Open shutter =[ Floating around in the fresh water of the Laguna Apoyo, a volcanic laguna created some 20.000 years ago when a volcano completely and violently exploded, watching over the surrounding hills that seperate the laguna from Lago Nicaragua, indulging in the peaceful quiteness of the place ]= close shutter. We have captured a very nice feeling.

As usual, I have some thoughts, too. And as usual, they circle like sad grey vultures around the subject of power, that insurmountable summit of the philosophical theory I’ll never write. This time I ask the following question: How is power related to language? Is there a power conceivable without language, like the power of a lion with its rhetorically inept roars? The power of a shark that fin-flashes through the water in pursuit of a happy meal, unaware of its entirely absent rhetorical capacities? The power of a cheetah with its fabulous tempo of chase, yet lacking any verbal brilliance to convince its prey of his ferocious intentions? Why should they? The prey takes care of that itself. It will run anyway because mother nature makes it run away. At about the same speed as the cheetah runs himself – it’s a description in terms of equilibrium, not one in terms of power, that suits the situation best. The cheetah is not exercising his power, he is only doing what he is supposed to do.

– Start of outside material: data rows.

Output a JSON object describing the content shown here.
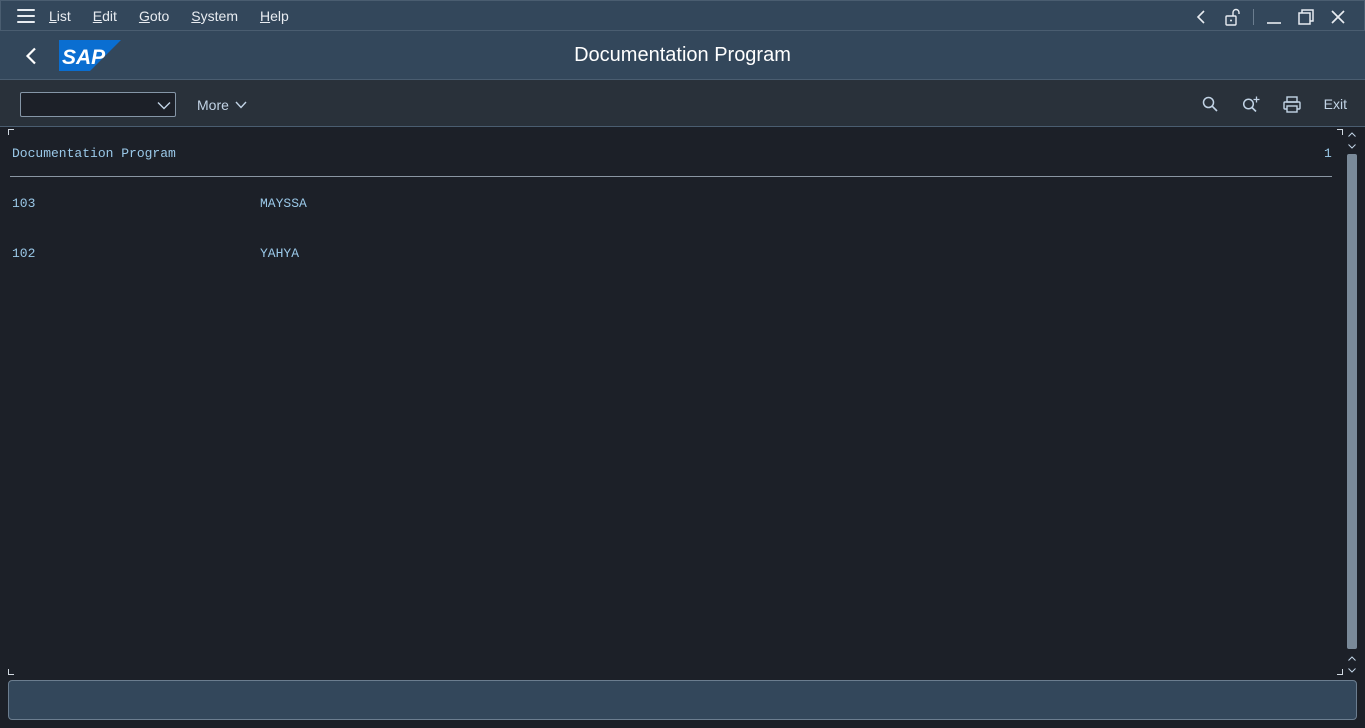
{
  "menu": {
    "items": [
      "List",
      "Edit",
      "Goto",
      "System",
      "Help"
    ]
  },
  "title_bar": {
    "title": "Documentation Program",
    "logo_text": "SAP"
  },
  "toolbar": {
    "command_value": "",
    "more_label": "More",
    "exit_label": "Exit",
    "icons": [
      "search-icon",
      "search-next-icon",
      "print-icon"
    ]
  },
  "list": {
    "header_title": "Documentation Program",
    "page_number": "1",
    "rows": [
      {
        "id": "103",
        "name": "MAYSSA"
      },
      {
        "id": "102",
        "name": "YAHYA"
      }
    ]
  },
  "colors": {
    "shell_bg": "#33475b",
    "content_bg": "#1c2028",
    "list_text": "#9ac8e8",
    "sap_blue": "#0a6ed1"
  }
}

So we want to distuingish between equilibrium-driven and power-driven events. From a hermeneutical point of view, we have to ask which description suits a given situation best. The best we can get is a post-metaphysical philosophy of power, but for my pragmatical purposes it might do the job. The hypothesis is that interhuman relations based on linguistic interaction are significantly better described in terms of power than in terms of an equilibrium. Of course, a certain equilibrium is kept between the master and his slave, between the King and the People, between the Pope and the Abbots, but describing their relation merely in these terms fails to recognize the fact that we’re talking about individuals with their own agenda, their own intentions. The concept of power is much better suited here, because of its directionality. We consider the perspective of the agents involved, and not the misleading stability of the result. We lend the first-person-perspective for our objective description, as it were, to make it more precise and less exact at the same time.

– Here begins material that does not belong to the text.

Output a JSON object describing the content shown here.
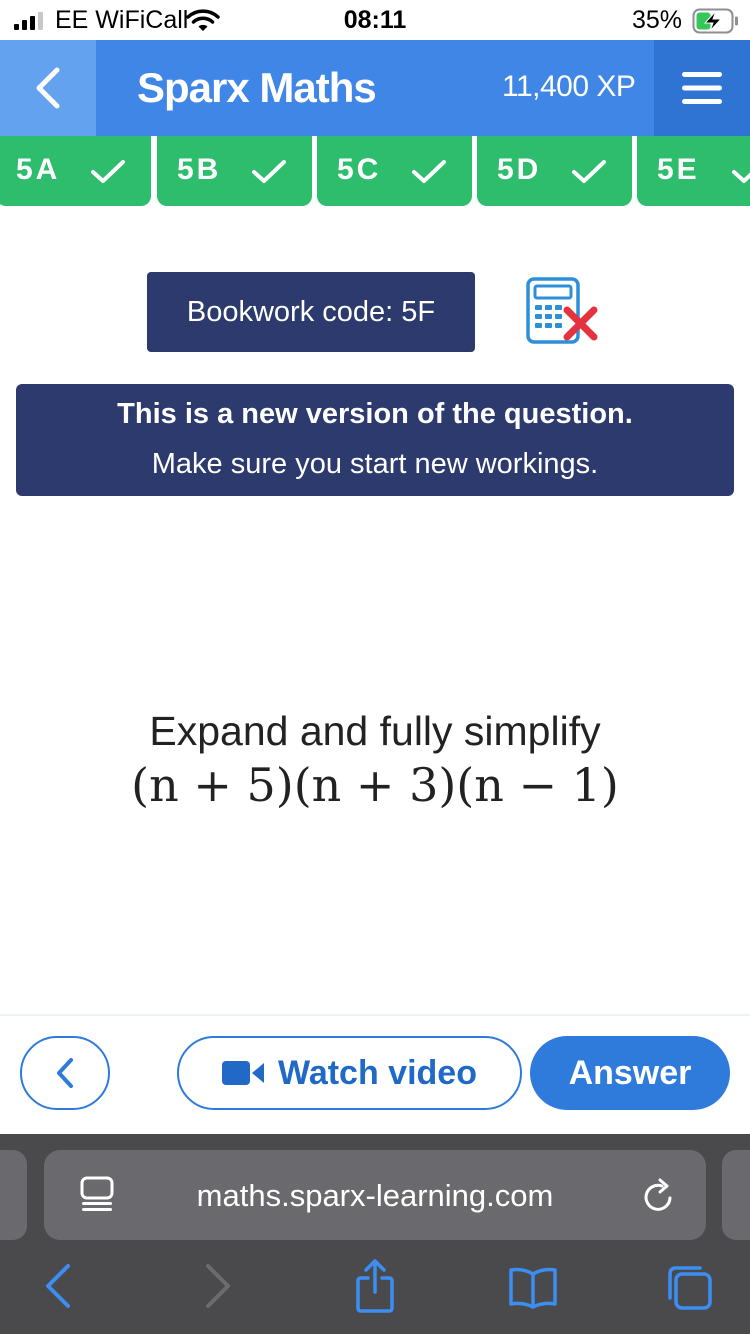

So we analyse human linguistic encounters in terms of power. We hear “hi how are you?” and look at the alternatives for this greeting, at the way it is spoken, at the posture of the speaker, at the relation between speaker and receiver. We ask them about their deepest subconscious “intentions” and eventually we assign a power-number to it. The number indicates the power transported in the utterance. It says something about the amount of influence the speaker has over the receiver, but it is a better indicator than the resulting actions of the agents. Something like that. I think we can assess utterances in this way and in theory reconstruct the hierarchy of power among all human beings. The striking point here is that we are not concerned about the resulting actions. The reason for that is explained above: the resulting actions are better described in terms of equilibrium, and they don’t affect the assignment of power quanta.

My idea is to develop a language without power. Of course, that’s impossible. But HERE is the place to attempt the impossible. HERE is the place to deceive ourselves in a better way than life deceives us anyway. HERE is the place to erect the greatest illusion we are capable of. A language without power, sentences that don’t hit our opponent, that de-identify him as our opponent, sentences that are well thought trough and corrected before they are spoken in order to sooth the consequences of the original sentence. Words that are well chosen to dismantle the power that is inevitably transported by them. Syllables that sound less aggressive. That is the whole idea. Anybody can contribute to it; anybody can suggest idiom, grammar structures, sounds, perhaps a whole language that has been in this business for ages, like Hindi?

I hiked up to a viewpoint and looked over the Laguna from above. Had some excellent fruit on the way back.